Effects of the Invention As described above, according to the present invention, it is possible to realize a microprocessor circuit that can be efficiently programmed and perform high-speed processing using an extremely simple circuit, and is extremely useful in practice. be.

[Brief explanation of the drawing]

FIG. 1 is a configuration diagram of an ALU in a microprocessor circuit of the present invention, and FIG. 2 is a diagram of an ALU in a conventional microprocessor circuit.
FIG. 3 is a timing chart of the microprocessor. 1.10... Arithmetic unit, 20, 30.80, 9
0. 3.4...Selector, 40,50.2...
...Register, 60, 70, 100, 5, 6...
・Tristate gate, 110.7...Random access memory (RAM), MCK...Basic clock signal of microprocessor, CNTL...

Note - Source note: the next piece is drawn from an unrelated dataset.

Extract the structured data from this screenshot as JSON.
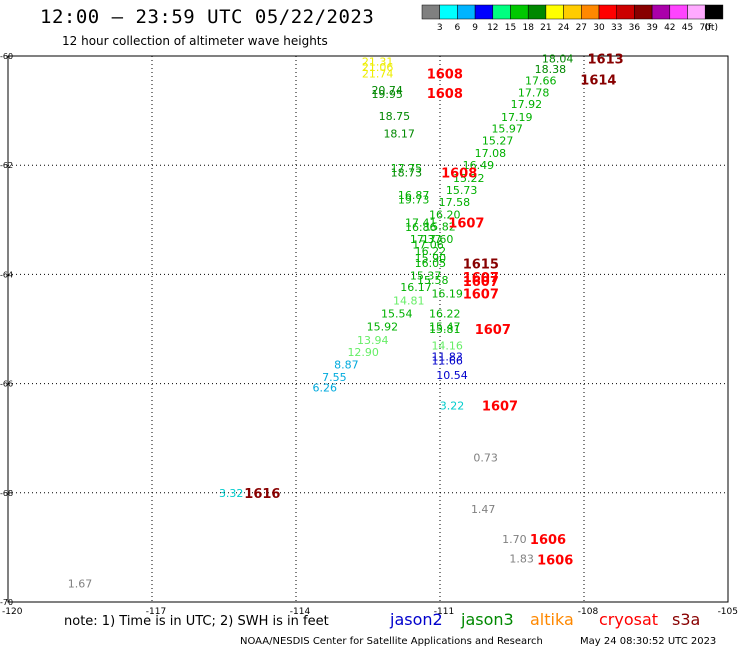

. . . Decode signal of a command being executed by the microprocessor, WC . . . RAM write enable signal, WE . . . Intermediate signal not generated by wc1. Name of agent: Patent attorney Toshio Nakao and 1 other person No. 1
Figure 2

Claims (1)

[Claims] an arithmetic unit A that has a control input signal terminal, an output signal terminal, and an input signal terminal, and that calculates an input signal and outputs it on the output signal terminal by a calculation determined by the control input signal; Two selectors S_2 and S_3 that have an output signal terminal and an input signal terminal and select one input signal according to a control input signal and output it on the output signal terminal.

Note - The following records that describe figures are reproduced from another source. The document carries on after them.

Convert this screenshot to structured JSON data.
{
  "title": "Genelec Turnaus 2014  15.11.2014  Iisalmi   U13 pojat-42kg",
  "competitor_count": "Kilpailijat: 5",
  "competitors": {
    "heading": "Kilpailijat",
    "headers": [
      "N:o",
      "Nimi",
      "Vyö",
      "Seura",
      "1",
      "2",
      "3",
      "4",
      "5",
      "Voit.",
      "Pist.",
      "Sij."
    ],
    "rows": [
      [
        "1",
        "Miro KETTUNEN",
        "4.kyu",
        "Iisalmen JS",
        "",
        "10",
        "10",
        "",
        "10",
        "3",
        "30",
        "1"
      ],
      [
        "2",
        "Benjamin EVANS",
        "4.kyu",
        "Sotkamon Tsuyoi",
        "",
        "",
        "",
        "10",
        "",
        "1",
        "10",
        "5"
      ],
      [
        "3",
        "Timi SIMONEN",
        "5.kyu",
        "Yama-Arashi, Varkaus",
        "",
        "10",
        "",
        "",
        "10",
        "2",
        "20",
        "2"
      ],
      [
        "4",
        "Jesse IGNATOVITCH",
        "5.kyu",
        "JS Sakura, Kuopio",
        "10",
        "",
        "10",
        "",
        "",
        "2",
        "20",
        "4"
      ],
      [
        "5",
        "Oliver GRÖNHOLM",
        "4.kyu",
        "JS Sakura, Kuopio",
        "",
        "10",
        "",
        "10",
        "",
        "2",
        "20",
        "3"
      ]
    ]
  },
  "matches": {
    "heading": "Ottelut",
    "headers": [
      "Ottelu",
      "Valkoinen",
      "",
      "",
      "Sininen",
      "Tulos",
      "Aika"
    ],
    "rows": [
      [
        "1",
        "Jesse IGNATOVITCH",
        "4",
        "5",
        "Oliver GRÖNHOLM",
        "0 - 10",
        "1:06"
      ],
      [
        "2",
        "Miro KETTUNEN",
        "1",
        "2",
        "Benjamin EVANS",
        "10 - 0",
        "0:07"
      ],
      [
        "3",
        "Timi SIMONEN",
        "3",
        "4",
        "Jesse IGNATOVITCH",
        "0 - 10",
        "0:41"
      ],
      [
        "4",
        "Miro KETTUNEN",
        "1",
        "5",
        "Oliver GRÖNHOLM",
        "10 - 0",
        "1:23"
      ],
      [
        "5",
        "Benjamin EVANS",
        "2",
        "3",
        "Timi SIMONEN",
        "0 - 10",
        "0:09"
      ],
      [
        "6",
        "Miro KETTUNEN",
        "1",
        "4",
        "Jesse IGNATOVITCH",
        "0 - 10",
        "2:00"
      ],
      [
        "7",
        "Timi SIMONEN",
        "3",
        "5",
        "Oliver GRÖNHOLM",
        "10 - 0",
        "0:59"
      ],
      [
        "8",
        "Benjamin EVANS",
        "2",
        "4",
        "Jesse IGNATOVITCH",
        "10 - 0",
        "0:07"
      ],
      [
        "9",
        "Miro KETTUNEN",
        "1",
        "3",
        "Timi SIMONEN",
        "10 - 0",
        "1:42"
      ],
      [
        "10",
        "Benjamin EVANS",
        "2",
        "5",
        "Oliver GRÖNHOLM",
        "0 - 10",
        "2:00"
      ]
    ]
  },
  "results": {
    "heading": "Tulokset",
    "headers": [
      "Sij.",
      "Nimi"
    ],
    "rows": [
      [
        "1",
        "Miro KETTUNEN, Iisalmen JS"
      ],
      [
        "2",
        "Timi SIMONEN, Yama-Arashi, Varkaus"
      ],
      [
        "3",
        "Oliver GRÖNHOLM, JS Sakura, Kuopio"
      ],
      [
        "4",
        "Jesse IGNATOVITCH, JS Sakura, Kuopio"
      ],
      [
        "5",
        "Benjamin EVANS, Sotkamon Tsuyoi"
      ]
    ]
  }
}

and two selectors S_0 and S_, which have a control input signal terminal, an output signal terminal, and an input signal terminal, and select one input signal according to the control input signal and output it on the output signal terminal.

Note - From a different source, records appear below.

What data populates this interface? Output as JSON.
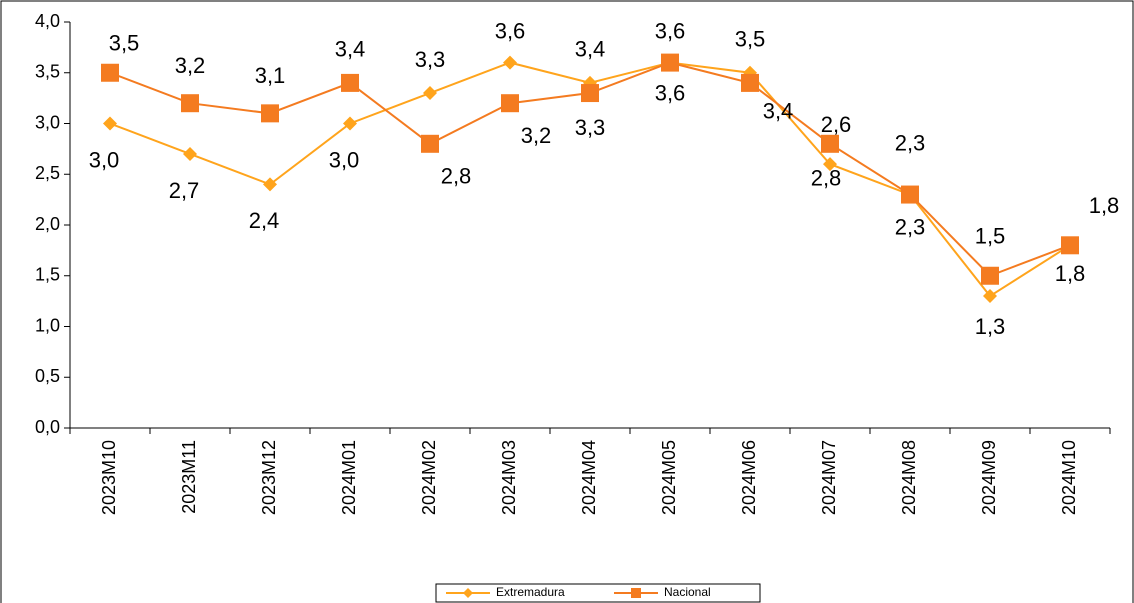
{
  "chart_data": {
    "type": "line",
    "categories": [
      "2023M10",
      "2023M11",
      "2023M12",
      "2024M01",
      "2024M02",
      "2024M03",
      "2024M04",
      "2024M05",
      "2024M06",
      "2024M07",
      "2024M08",
      "2024M09",
      "2024M10"
    ],
    "series": [
      {
        "name": "Extremadura",
        "color": "#FFA41C",
        "marker": "diamond",
        "values": [
          3.0,
          2.7,
          2.4,
          3.0,
          3.3,
          3.6,
          3.4,
          3.6,
          3.5,
          2.6,
          2.3,
          1.3,
          1.8
        ],
        "value_labels": [
          "3,0",
          "2,7",
          "2,4",
          "3,0",
          "3,3",
          "3,6",
          "3,4",
          "3,6",
          "3,5",
          "2,6",
          "2,3",
          "1,3",
          "1,8"
        ]
      },
      {
        "name": "Nacional",
        "color": "#F47B20",
        "marker": "square",
        "values": [
          3.5,
          3.2,
          3.1,
          3.4,
          2.8,
          3.2,
          3.3,
          3.6,
          3.4,
          2.8,
          2.3,
          1.5,
          1.8
        ],
        "value_labels": [
          "3,5",
          "3,2",
          "3,1",
          "3,4",
          "2,8",
          "3,2",
          "3,3",
          "3,6",
          "3,4",
          "2,8",
          "2,3",
          "1,5",
          "1,8"
        ]
      }
    ],
    "ylim": [
      0,
      4
    ],
    "yticks": [
      {
        "value": 0,
        "label": "0,0"
      },
      {
        "value": 0.5,
        "label": "0,5"
      },
      {
        "value": 1,
        "label": "1,0"
      },
      {
        "value": 1.5,
        "label": "1,5"
      },
      {
        "value": 2,
        "label": "2,0"
      },
      {
        "value": 2.5,
        "label": "2,5"
      },
      {
        "value": 3,
        "label": "3,0"
      },
      {
        "value": 3.5,
        "label": "3,5"
      },
      {
        "value": 4,
        "label": "4,0"
      }
    ],
    "legend": "bottom"
  }
}
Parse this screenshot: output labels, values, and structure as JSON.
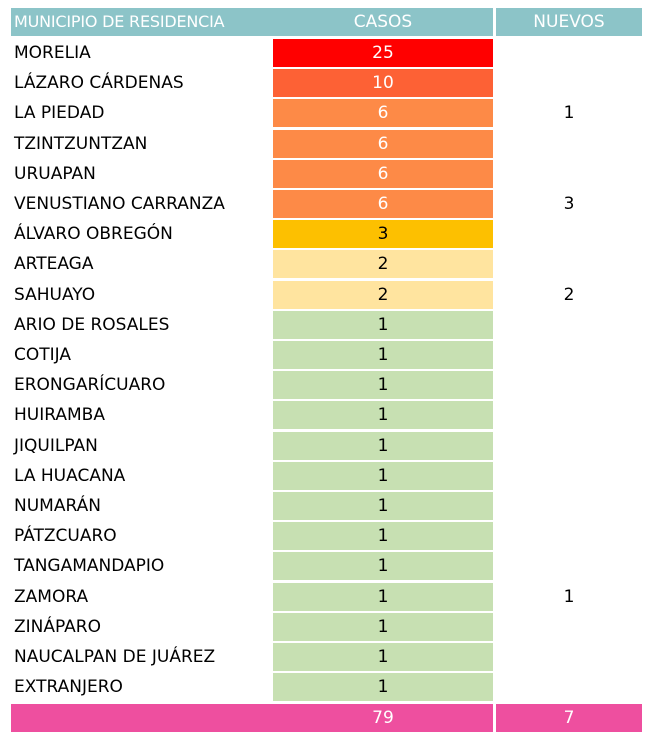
{
  "table": {
    "headers": [
      "MUNICIPIO DE RESIDENCIA",
      "CASOS",
      "NUEVOS"
    ],
    "rows": [
      {
        "municipio": "MORELIA",
        "casos": "25",
        "nuevos": "",
        "color": "#ff0000",
        "text_color": "#ffffff"
      },
      {
        "municipio": "LÁZARO CÁRDENAS",
        "casos": "10",
        "nuevos": "",
        "color": "#fd6135",
        "text_color": "#ffffff"
      },
      {
        "municipio": "LA PIEDAD",
        "casos": "6",
        "nuevos": "1",
        "color": "#fd8a47",
        "text_color": "#ffffff"
      },
      {
        "municipio": "TZINTZUNTZAN",
        "casos": "6",
        "nuevos": "",
        "color": "#fd8a47",
        "text_color": "#ffffff"
      },
      {
        "municipio": "URUAPAN",
        "casos": "6",
        "nuevos": "",
        "color": "#fd8a47",
        "text_color": "#ffffff"
      },
      {
        "municipio": "VENUSTIANO CARRANZA",
        "casos": "6",
        "nuevos": "3",
        "color": "#fd8a47",
        "text_color": "#ffffff"
      },
      {
        "municipio": "ÁLVARO OBREGÓN",
        "casos": "3",
        "nuevos": "",
        "color": "#fdc000",
        "text_color": "#000000"
      },
      {
        "municipio": "ARTEAGA",
        "casos": "2",
        "nuevos": "",
        "color": "#ffe49f",
        "text_color": "#000000"
      },
      {
        "municipio": "SAHUAYO",
        "casos": "2",
        "nuevos": "2",
        "color": "#ffe49f",
        "text_color": "#000000"
      },
      {
        "municipio": "ARIO DE ROSALES",
        "casos": "1",
        "nuevos": "",
        "color": "#c7e0b2",
        "text_color": "#000000"
      },
      {
        "municipio": "COTIJA",
        "casos": "1",
        "nuevos": "",
        "color": "#c7e0b2",
        "text_color": "#000000"
      },
      {
        "municipio": "ERONGARÍCUARO",
        "casos": "1",
        "nuevos": "",
        "color": "#c7e0b2",
        "text_color": "#000000"
      },
      {
        "municipio": "HUIRAMBA",
        "casos": "1",
        "nuevos": "",
        "color": "#c7e0b2",
        "text_color": "#000000"
      },
      {
        "municipio": "JIQUILPAN",
        "casos": "1",
        "nuevos": "",
        "color": "#c7e0b2",
        "text_color": "#000000"
      },
      {
        "municipio": "LA HUACANA",
        "casos": "1",
        "nuevos": "",
        "color": "#c7e0b2",
        "text_color": "#000000"
      },
      {
        "municipio": "NUMARÁN",
        "casos": "1",
        "nuevos": "",
        "color": "#c7e0b2",
        "text_color": "#000000"
      },
      {
        "municipio": "PÁTZCUARO",
        "casos": "1",
        "nuevos": "",
        "color": "#c7e0b2",
        "text_color": "#000000"
      },
      {
        "municipio": "TANGAMANDAPIO",
        "casos": "1",
        "nuevos": "",
        "color": "#c7e0b2",
        "text_color": "#000000"
      },
      {
        "municipio": "ZAMORA",
        "casos": "1",
        "nuevos": "1",
        "color": "#c7e0b2",
        "text_color": "#000000"
      },
      {
        "municipio": "ZINÁPARO",
        "casos": "1",
        "nuevos": "",
        "color": "#c7e0b2",
        "text_color": "#000000"
      },
      {
        "municipio": "NAUCALPAN DE JUÁREZ",
        "casos": "1",
        "nuevos": "",
        "color": "#c7e0b2",
        "text_color": "#000000"
      },
      {
        "municipio": "EXTRANJERO",
        "casos": "1",
        "nuevos": "",
        "color": "#c7e0b2",
        "text_color": "#000000"
      }
    ],
    "total": {
      "municipio": "",
      "casos": "79",
      "nuevos": "7"
    }
  },
  "colors": {
    "header_bg": "#8cc4c8",
    "total_bg": "#ee4f9f"
  },
  "chart_data": {
    "type": "table",
    "columns": [
      "MUNICIPIO DE RESIDENCIA",
      "CASOS",
      "NUEVOS"
    ],
    "rows": [
      [
        "MORELIA",
        25,
        null
      ],
      [
        "LÁZARO CÁRDENAS",
        10,
        null
      ],
      [
        "LA PIEDAD",
        6,
        1
      ],
      [
        "TZINTZUNTZAN",
        6,
        null
      ],
      [
        "URUAPAN",
        6,
        null
      ],
      [
        "VENUSTIANO CARRANZA",
        6,
        3
      ],
      [
        "ÁLVARO OBREGÓN",
        3,
        null
      ],
      [
        "ARTEAGA",
        2,
        null
      ],
      [
        "SAHUAYO",
        2,
        2
      ],
      [
        "ARIO DE ROSALES",
        1,
        null
      ],
      [
        "COTIJA",
        1,
        null
      ],
      [
        "ERONGARÍCUARO",
        1,
        null
      ],
      [
        "HUIRAMBA",
        1,
        null
      ],
      [
        "JIQUILPAN",
        1,
        null
      ],
      [
        "LA HUACANA",
        1,
        null
      ],
      [
        "NUMARÁN",
        1,
        null
      ],
      [
        "PÁTZCUARO",
        1,
        null
      ],
      [
        "TANGAMANDAPIO",
        1,
        null
      ],
      [
        "ZAMORA",
        1,
        1
      ],
      [
        "ZINÁPARO",
        1,
        null
      ],
      [
        "NAUCALPAN DE JUÁREZ",
        1,
        null
      ],
      [
        "EXTRANJERO",
        1,
        null
      ]
    ],
    "totals": {
      "casos": 79,
      "nuevos": 7
    }
  }
}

1, two registers A_0 and A_1 which have a clock input signal terminal, an output signal terminal, and an input signal terminal, and which hold the input signal and output it to the output signal terminal according to a change or state of the clock input signal, and a control input. two tristate gates G_0 having a signal terminal, an output signal terminal, and an input signal terminal, and in which a control input signal determines whether the output signal terminal is in high impedance or the input signal is output on the output signal terminal; G_1, the output signal terminal of the selector S_0 is connected to the first input signal terminal of the arithmetic unit A, the output signal terminal of the selector S_1 is connected to the second input signal terminal of the arithmetic unit A, The output signal terminal of register A_0 is connected to the first input signal terminal of selector S_0, the output signal terminal of register A_1 is connected to the second input signal terminal of selector S_0, and the output signal terminal of register A_1 is connected to the first input signal terminal of selector S_1. The output signal terminal of register A_0 is connected, the output signal terminal of register A_1 is connected to the second input signal terminal of selector S_1, the output signal terminal of selector S_2 is connected to the input signal terminal of register A_0, and the output signal terminal of register A_1 is connected to the second input signal terminal of register A_1. The output signal terminal of selector S_3 is connected to the input signal terminal, the output signal terminal of register A_0 is connected to the input signal terminal of tristate gate G_0, and the output signal terminal of register A_1 is connected to the input signal terminal of tristate gate G_1. is,
Register A_0 is connected to the first input signal terminal of selector S_2.
The output signal terminal of the arithmetic unit A is connected to the second input signal terminal of the selector S_2, and the output signal terminal of the tristate gate G_0 and the output signal terminal of the tristate gate G_0 are connected to the third input signal terminal of the selector S_2. Gate G_1
The output signal terminal of the tri-state gate G_0 and the output signal terminal of the tri-state gate G_1 are connected to the first input signal terminal of the selector S_3, and the output signal terminal of the tri-state gate G_1 is connected to the second input signal terminal of the selector S_3. Vessel A
A microprocessor circuit characterized in that an output signal terminal of a register A_1 is connected to a third input signal terminal of a selector S_3, and an output signal terminal of a register A_1 is connected to a third input signal terminal of a selector S_3.